Par la suite le château allait retrouver son ancien nom de la Quétonnière, qu’il porte toujours aujourd’hui.
Des éléphants au bord du Loiret
Quant à la célèbre gare à bateaux, plus tardive, elle n’a été installée là qu’à la fin du XIXe siècle, ainsi que le notait Emile Huet en 1898, au cours de ses Promenades pittoresques dans le Loiret : « Cette gare à bateaux a été construite assez récemment à la limite de la Quétonnière, dans un style luxueux et bizarre. Pour soubassement deux têtes d’éléphants dont la trompe s’allonge vers l’eau ; au-dessus, une proue de gondole argentée, un balcon, un clair vitrage, puis, plus clair encore et vraiment joli, un panneau de faïence décorée où un paon lutte de coloris avec un vase de fleurs.

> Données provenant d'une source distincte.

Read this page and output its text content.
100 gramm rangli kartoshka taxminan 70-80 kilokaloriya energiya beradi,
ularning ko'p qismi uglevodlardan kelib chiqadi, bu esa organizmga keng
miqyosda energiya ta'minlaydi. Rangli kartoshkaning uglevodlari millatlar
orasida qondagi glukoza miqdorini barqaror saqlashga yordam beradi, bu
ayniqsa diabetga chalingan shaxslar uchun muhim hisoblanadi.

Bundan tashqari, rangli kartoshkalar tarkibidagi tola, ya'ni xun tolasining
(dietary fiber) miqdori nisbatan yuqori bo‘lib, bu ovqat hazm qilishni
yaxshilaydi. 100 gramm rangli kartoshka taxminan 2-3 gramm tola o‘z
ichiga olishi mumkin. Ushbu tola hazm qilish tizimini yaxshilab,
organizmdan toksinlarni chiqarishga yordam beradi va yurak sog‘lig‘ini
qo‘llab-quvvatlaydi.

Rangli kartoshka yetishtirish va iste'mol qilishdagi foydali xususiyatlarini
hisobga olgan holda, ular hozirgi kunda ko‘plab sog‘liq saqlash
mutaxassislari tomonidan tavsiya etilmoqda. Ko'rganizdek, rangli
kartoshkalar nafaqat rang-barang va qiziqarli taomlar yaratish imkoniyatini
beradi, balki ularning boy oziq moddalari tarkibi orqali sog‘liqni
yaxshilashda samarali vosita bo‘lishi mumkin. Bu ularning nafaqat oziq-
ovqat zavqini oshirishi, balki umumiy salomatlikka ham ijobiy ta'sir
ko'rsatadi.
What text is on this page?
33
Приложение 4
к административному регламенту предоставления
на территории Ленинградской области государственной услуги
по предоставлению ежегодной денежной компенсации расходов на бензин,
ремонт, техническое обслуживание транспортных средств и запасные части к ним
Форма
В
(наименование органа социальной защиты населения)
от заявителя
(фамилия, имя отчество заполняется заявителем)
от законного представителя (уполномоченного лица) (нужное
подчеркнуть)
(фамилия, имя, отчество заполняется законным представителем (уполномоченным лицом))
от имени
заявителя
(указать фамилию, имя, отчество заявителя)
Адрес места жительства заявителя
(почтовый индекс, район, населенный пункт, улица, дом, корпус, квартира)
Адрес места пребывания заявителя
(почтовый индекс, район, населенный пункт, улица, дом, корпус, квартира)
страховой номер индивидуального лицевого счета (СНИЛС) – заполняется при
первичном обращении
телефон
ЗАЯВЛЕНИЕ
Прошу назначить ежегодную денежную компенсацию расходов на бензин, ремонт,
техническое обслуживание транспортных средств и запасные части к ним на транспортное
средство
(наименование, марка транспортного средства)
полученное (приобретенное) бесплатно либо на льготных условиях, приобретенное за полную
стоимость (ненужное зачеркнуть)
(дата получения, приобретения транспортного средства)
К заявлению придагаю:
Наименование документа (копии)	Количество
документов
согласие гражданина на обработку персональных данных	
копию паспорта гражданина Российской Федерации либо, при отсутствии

La faïence ainsi employée est vraiment décorative. » La tradition locale attribue cet édicule plein d’un charme exotique à Charles Garnier, l’architecte de l’Opéra de Paris. Et il semble bien que notre délicieux kiosque olivetain provienne de l’ensemble des pittoresques constructions conçues et élevées par Charles Garnier pour l’Exposition Universelle de 1889, pour illustrer une histoire de l’habitation humaine à travers les civilisations. Il est en tout cas bien dans la manière de Charles Garnier, qui avait créé pour cette Exposition mémorable quantité de pavillons, chalets et kiosques d’une fantaisie éclectique et exubérante, dont certains ont été rachetés après l’Exposition, démontés et reconstruits un peu partout en France. On peut aussi voir à Olivet, au bord du Loiret, en amont du pont Leclerc, au bout de l’impasse du Plissay, un adorable chalet suisse provenant également d’une des Expositions Universelles de la fin du XIXe siècle.